17053.48.
(a) (1) For each taxable year beginning on or after January 1, 2022, and before January 1, 2027, there shall be allowed as a credit against the “net tax,” as defined in Section 17039, an amount equal to the amount specified in paragraph (2) for a qualified expenditure paid or incurred by the qualified taxpayer during the taxable year.(2) (A) The amount of the credit allowed pursuant to this section for the taxable year shall be equal to 50 percent of the amount paid or incurred by a qualified taxpayer during the taxable year for a qualified expenditure.
(B) The amount of the credit allowed to a qualified taxpayer shall not exceed nine thousand dollars ($9,000) per taxable year.
(b) For purposes of this section, the following definitions shall apply:
(1) “Designated wildfire zone” means any of the following:
(A) A high or very high fire hazard severity zone, as determined by the Department of Forestry and Fire Protection pursuant to Section 51178 of the Government Code.
(B) A high or very high fire hazard severity zone as indicated on maps adopted by the Department of Forestry and Fire Protection pursuant to Section 4202 of the Public Resources Code.
(C) An area affected by one or more public safety power shutoffs in the prior taxable year.
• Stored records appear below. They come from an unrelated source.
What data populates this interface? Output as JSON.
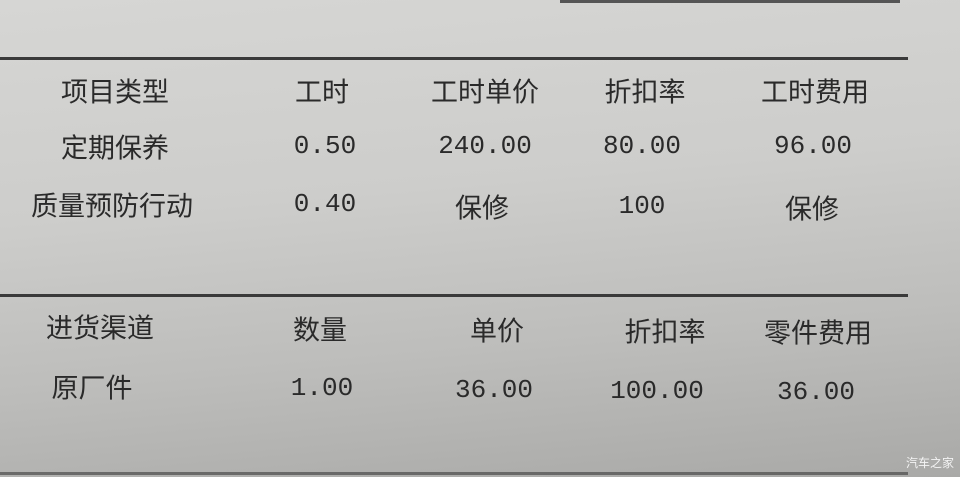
{
  "labor_table": {
    "headers": [
      "项目类型",
      "工时",
      "工时单价",
      "折扣率",
      "工时费用"
    ],
    "rows": [
      [
        "定期保养",
        "0.50",
        "240.00",
        "80.00",
        "96.00"
      ],
      [
        "质量预防行动",
        "0.40",
        "保修",
        "100",
        "保修"
      ]
    ]
  },
  "parts_table": {
    "headers": [
      "进货渠道",
      "数量",
      "单价",
      "折扣率",
      "零件费用"
    ],
    "rows": [
      [
        "原厂件",
        "1.00",
        "36.00",
        "100.00",
        "36.00"
      ]
    ]
  },
  "watermark": "汽车之家"
}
(2) “Public safety power shutoff” means the proactive deenergization of electric facilities to mitigate wildfire risk caused by utility infrastructure.
(3) “Qualified taxpayer” means a natural person or a small business that incurs a qualified expenditure.
(4) “Qualified expenditure” means the purchase of a backup electricity generator that does not exceed eighteen thousand dollars ($18,000) for use in a residence or commercial property in a designated wildfire zone.
(5) “Small business” means a business that is all of the following:
(A) Independently owned and operated.
(B) Has fewer than 100 employees.
(C) Has average annual gross receipts of fifteen million dollars ($15,000,000) or less over the previous three years.
(c) In the case where the credit allowed by this section exceeds the “net tax,” the excess may be carried over to reduce the “net tax” in the following taxable year, and succeeding four years if necessary, until the credit is exhausted.
(d) This section shall remain in effect only until December 1, 2027, and as of that date is repealed.